Stonewall Jackson's Little Sorrel: An Unlikely Hero of the Civil War
Stonewall Jackson's Little Sorrel: An Unlikely Hero of the Civil War
Author: Sharon B Smith
He was one of the most famous and beloved Confederate war veterans, despite his Yankee heritage. He was a horse named “Little Sorrel.”The military value of horses, enhanced by mid-Victorian sentimentality, made celebrities of many of those who went to war. Southerners, both soldiers and civilians, were especially enthusiastic about their warhorses, although Northerners were hardly immune to equine hero worship. During the war and throughout the rest of the 19th century there was no star that shone brighter than that of a small red horse who soon known as Stonewall Jackson’s Little Sorrel. The name was descriptive at first but was soon adopted by military and public alike as his offiical name.

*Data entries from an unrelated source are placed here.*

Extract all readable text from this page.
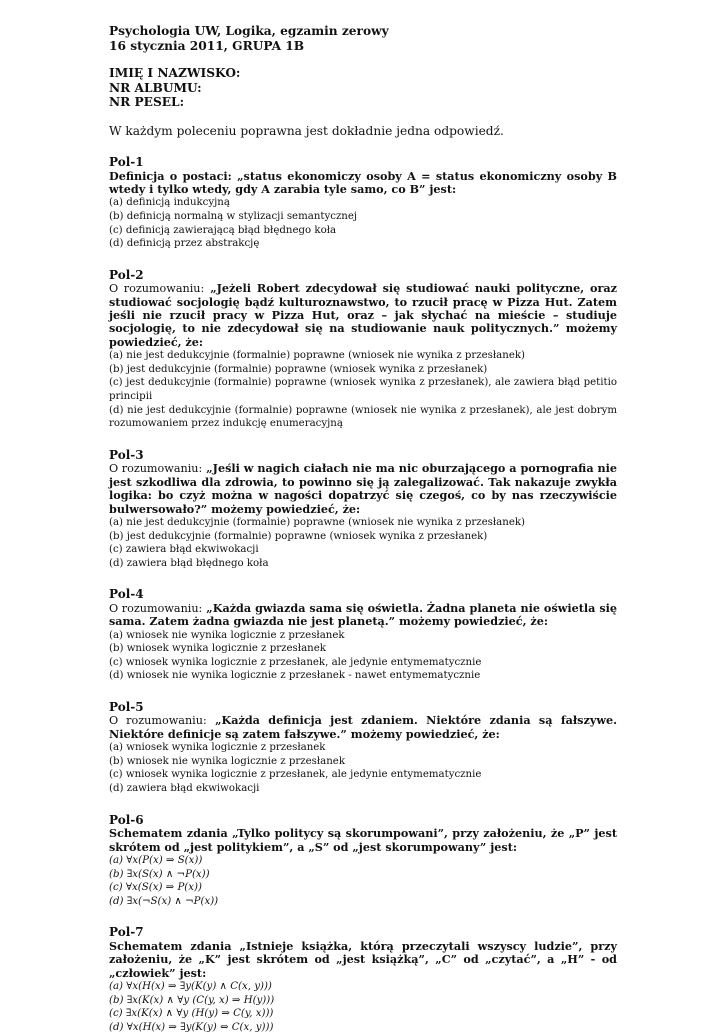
Psychologia UW, Logika, egzamin zerowy
16 stycznia 2011, GRUPA 1B
IMIĘ I NAZWISKO:
NR ALBUMU:
NR PESEL:
W każdym poleceniu poprawna jest dokładnie jedna odpowiedź.
Pol-1
Definicja o postaci: „status ekonomiczy osoby A = status ekonomiczny osoby B wtedy i tylko wtedy, gdy A zarabia tyle samo, co B” jest:
(a) definicją indukcyjną
(b) definicją normalną w stylizacji semantycznej
(c) definicją zawierającą błąd błędnego koła
(d) definicją przez abstrakcję
Pol-2
O rozumowaniu: „Jeżeli Robert zdecydował się studiować nauki polityczne, oraz studiować socjologię bądź kulturoznawstwo, to rzucił pracę w Pizza Hut. Zatem jeśli nie rzucił pracy w Pizza Hut, oraz – jak słychać na mieście – studiuje socjologię, to nie zdecydował się na studiowanie nauk politycznych.” możemy powiedzieć, że:
(a) nie jest dedukcyjnie (formalnie) poprawne (wniosek nie wynika z przesłanek)
(b) jest dedukcyjnie (formalnie) poprawne (wniosek wynika z przesłanek)
(c) jest dedukcyjnie (formalnie) poprawne (wniosek wynika z przesłanek), ale zawiera błąd petitio principii
(d) nie jest dedukcyjnie (formalnie) poprawne (wniosek nie wynika z przesłanek), ale jest dobrym rozumowaniem przez indukcję enumeracyjną
Pol-3
O rozumowaniu: „Jeśli w nagich ciałach nie ma nic oburzającego a pornografia nie jest szkodliwa dla zdrowia, to powinno się ją zalegalizować. Tak nakazuje zwykła logika: bo czyż można w nagości dopatrzyć się czegoś, co by nas rzeczywiście bulwersowało?” możemy powiedzieć, że:
(a) nie jest dedukcyjnie (formalnie) poprawne (wniosek nie wynika z przesłanek)
(b) jest dedukcyjnie (formalnie) poprawne (wniosek wynika z przesłanek)
(c) zawiera błąd ekwiwokacji
(d) zawiera błąd błędnego koła
Pol-4
O rozumowaniu: „Każda gwiazda sama się oświetla. Żadna planeta nie oświetla się sama. Zatem żadna gwiazda nie jest planetą.” możemy powiedzieć, że:
(a) wniosek nie wynika logicznie z przesłanek
(b) wniosek wynika logicznie z przesłanek
(c) wniosek wynika logicznie z przesłanek, ale jedynie entymematycznie
(d) wniosek nie wynika logicznie z przesłanek - nawet entymematycznie
Pol-5
O rozumowaniu: „Każda definicja jest zdaniem. Niektóre zdania są fałszywe. Niektóre definicje są zatem fałszywe.” możemy powiedzieć, że:
(a) wniosek wynika logicznie z przesłanek
(b) wniosek nie wynika logicznie z przesłanek
(c) wniosek wynika logicznie z przesłanek, ale jedynie entymematycznie
(d) zawiera błąd ekwiwokacji
Pol-6
Schematem zdania „Tylko politycy są skorumpowani”, przy założeniu, że „P” jest skrótem od „jest politykiem”, a „S” od „jest skorumpowany” jest:
(a) ∀x(P(x) ⇒ S(x))
(b) ∃x(S(x) ∧ ¬P(x))
(c) ∀x(S(x) ⇒ P(x))
(d) ∃x(¬S(x) ∧ ¬P(x))
Pol-7
Schematem zdania „Istnieje książka, którą przeczytali wszyscy ludzie”, przy założeniu, że „K” jest skrótem od „jest książką”, „C” od „czytać”, a „H” - od „człowiek” jest:
(a) ∀x(H(x) ⇒ ∃y(K(y) ∧ C(x, y)))
(b) ∃x(K(x) ∧ ∀y (C(y, x) ⇒ H(y)))
(c) ∃x(K(x) ∧ ∀y (H(y) ⇒ C(y, x)))
(d) ∀x(H(x) ⇒ ∃y(K(y) ⇔ C(x, y)))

Robert E. Lee’s Traveller eventually became more familiar, thanks to Matthew Brady’s iconic postwar photograph, but Traveller was mostly famous for being gray and handsome—the equine image of his owner. Very little was publicized or even known about the nature of the horse himself. Not so with the little sorrel. Early in the war he became known as a horse of great personality and charm, an eccentric animal with an intriguing background. Like Traveller, his enduring fame was due initially to the prominence of his owner and the uncanny similarities between horse and human. But the little red horse long survived that owner, General Thomas J. “Stonewall” Jackson, and developed a following of his own. In fact, he lived longer than almost all horses who survived the Civil War as well as many thousands of human veterans. His death in 1886 drew attention worthy of a deceased general, his mounted remains have been admired by hundreds of thousands of people since 1887, and the final burial of his bones (after a cross-country, multi-century odyssey) in 1997 was the occasion for an event that could only be described as a funeral, and a well-attended one at that.